Não queremos entrar em considerações quanto ao estilo de tal corrente literária, que não conhecemos suficientemente. Entendemos, porém, que este livro de José Ricardo Nunes, eivado de subjectividade, não é muito fácil de analisar. O resultado pode ser falível, à luz do critério do autor, que não à luz do pensamento e da sensibilidade individual do intérprete, totalmente livre para retirar da leitura aquilo que mais o impressionou, sobretudo se estiver de harmonia com a sua própria experiência de vida. Não é trabalho de somenos comentar a poesia de José Ricardo Nunes, não tanto pelo seu hermetismo (nesse aspecto, este livro é bem mais fácil do que os anteriores), mas porque não pode ser desligada das influências, que ele próprio aponta, de poetas que admira ou de quem bebeu o próprio “sangue poético”, numa vampírica incisão cirúrgica em seus escritos ou poemas mais emblemáticos.
No entanto, na nossa óptica, alguns dos poemas do livro são mesmo reveladores da posição do autor perante a vida e o destino do ser humano. Por isso, apesar de todas as objecções que é costume fazer a este tipo de comentário, aventuramo-nos a uma análise pontual do seu conteúdo
É o próprio José Ricardo Nunes quem afirma que os poemas do livro Versos Olímpicos se tornam mais compreensíveis à luz do “testemunho” de que fala Jorge de Sena no prefácio do seu livro Poesia I, publicado em 1961.[1] O testemunho, para Jorge de Sena, consiste na observação do mundo de forma humilde e expectante, mas vigilante, discreta, “dando de nós mais que nós mesmos” […] “ ‘O testemunho’ é, na sua expectação, na sua discrição, na sua vigilância, a mais alta forma de transformação do mundo, porque nele, com ele e através dele, que é antes de mais linguagem, se processa a remodelação dos esquemas feitos, das ideias aceites, dos hábitos sociais inscientemente vividos, dos sentimentos convencionalmente aferidos.”
O poema Testemunho (p. 22) constitui uma referência ao “testemunho” de que fala Jorge de Sena, poeta agora fechado em livro, no desamor do esquecimento, mas bem recordado por uma elite consciente e bem preparada, de que José Ricardo Nunes é um ilustre exemplo.
Como acima referimos, muito embora José Ricardo Nunes possa ter uma visão diferente do conteúdo apreensível dos seus versos, os seus poemas sugeriram-nos os seguintes comentários:
O Poeta confessa não acreditar em Deus, mas não fugirão as suas palavras ao senso comum? Não revelarão apenas o seu agnosticismo, dificuldade em aceitar explicações para o mistério da criação?
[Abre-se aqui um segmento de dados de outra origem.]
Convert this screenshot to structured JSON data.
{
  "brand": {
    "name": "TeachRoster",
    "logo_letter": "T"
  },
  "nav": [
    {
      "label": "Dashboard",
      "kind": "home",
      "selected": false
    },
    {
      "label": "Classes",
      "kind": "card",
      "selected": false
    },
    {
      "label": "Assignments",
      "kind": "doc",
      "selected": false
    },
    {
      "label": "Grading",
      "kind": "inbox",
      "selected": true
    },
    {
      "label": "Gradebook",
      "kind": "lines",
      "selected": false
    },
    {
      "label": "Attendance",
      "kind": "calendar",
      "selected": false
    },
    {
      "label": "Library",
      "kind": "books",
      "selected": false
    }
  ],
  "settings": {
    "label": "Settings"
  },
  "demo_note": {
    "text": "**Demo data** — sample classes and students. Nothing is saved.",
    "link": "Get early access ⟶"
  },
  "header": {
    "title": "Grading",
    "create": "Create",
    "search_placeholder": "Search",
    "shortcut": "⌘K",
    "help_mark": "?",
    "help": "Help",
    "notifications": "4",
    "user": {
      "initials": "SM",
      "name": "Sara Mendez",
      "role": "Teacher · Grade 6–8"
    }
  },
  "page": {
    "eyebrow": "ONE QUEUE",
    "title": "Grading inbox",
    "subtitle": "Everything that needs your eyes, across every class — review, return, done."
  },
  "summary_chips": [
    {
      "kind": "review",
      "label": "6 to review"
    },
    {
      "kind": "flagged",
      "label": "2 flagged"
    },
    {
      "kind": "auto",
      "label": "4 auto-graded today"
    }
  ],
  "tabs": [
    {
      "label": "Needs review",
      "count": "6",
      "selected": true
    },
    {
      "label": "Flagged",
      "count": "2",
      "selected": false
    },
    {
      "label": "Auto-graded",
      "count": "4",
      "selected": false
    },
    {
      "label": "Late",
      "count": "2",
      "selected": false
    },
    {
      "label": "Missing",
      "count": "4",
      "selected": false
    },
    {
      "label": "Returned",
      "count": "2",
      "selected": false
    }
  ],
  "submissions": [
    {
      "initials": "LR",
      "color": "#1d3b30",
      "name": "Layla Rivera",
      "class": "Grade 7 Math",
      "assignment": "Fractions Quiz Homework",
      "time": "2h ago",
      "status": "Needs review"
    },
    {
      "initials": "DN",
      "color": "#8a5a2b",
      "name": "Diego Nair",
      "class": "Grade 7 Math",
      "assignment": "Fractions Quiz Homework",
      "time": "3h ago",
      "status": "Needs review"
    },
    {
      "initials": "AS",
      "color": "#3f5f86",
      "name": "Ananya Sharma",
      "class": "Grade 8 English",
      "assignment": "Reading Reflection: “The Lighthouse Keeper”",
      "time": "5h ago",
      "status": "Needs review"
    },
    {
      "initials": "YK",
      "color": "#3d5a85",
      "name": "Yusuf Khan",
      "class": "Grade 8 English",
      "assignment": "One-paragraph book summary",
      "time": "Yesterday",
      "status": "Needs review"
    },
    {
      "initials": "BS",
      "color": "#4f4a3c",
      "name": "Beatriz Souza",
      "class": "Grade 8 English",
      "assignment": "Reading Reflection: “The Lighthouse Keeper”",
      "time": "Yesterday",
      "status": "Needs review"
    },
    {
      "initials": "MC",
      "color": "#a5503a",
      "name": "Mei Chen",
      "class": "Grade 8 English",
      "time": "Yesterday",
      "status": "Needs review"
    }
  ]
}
Não será a sua noção de Deus apenas diferente, não será essa força anímica que leva a percorrer pistas com entusiasmo e aplaudir aqueles que as percorrem? Não estará Deus dentro de cada um de nós?... Assim:

[…] Se Deus estivesse no topo / duma estratificada pirâmide burocrática / e não fosse o transcendente este vazio / de alguém que olha para alguém / até ao infinito. Mas é e não é. / Falo por mim – não acredito em Deus // Deus vê com os atletas / e corre por dentro dos espectadores. (Espectadores e Atletas – p. 10).

No poema Salto à Vara (p. 6), o poeta afirma avançar pela pista em direcção ao que foge de si e é outra coisa muito para além do que possa ser imaginado. E sabe que um colchão o espera. Mas aonde?... Tratar-se-á apenas duma bela referência ao conceito abstracto da esperança, a um mistério irrevelável, ou apenas à busca incessante daquilo que supera o Poeta, no seu acto de criação?
Entre sonho e realidade existe um abismo. Há múltiplos obstáculos a impedirem a concretização dum ideal. Por motivos alheios à sua vontade, o Poeta pode seguir um caminho diferente daquele que desejaria. O caminho percorrido por mão do destino há-de determinar os versos e a vida de quem os escreve. Cavaleiro e montada poderão ser concordantes. Mas, diz J.R.N.: “às vezes é o cavalo que me fere / com as esporas e me lança / a galope para fora do hipódromo, / como se entre a vontade e o destino / não houvesse flagrantes dissonâncias.” (Concurso de Obstáculos - p. 16).
O Poeta experimenta todos os jogos e “relegado de vez para o desporto”, afirma: passo agora vazio de mão em mão / pelas pistas dos estádios.” (O Testemunho). Quando o combate é violento, procura na multidão alguém que o proteja de si próprio, mas o Poeta é um solitário, um idealista que nunca se conforma e desabafa:

[…] Mas da teoria à prática vai distância / enorme. O dinheiro e a imagem / fazem o homem destes tempos mercantis / mesmo quando, tão do lado de cá /finge olhar do outro lado. […] (Florete - p. 14)).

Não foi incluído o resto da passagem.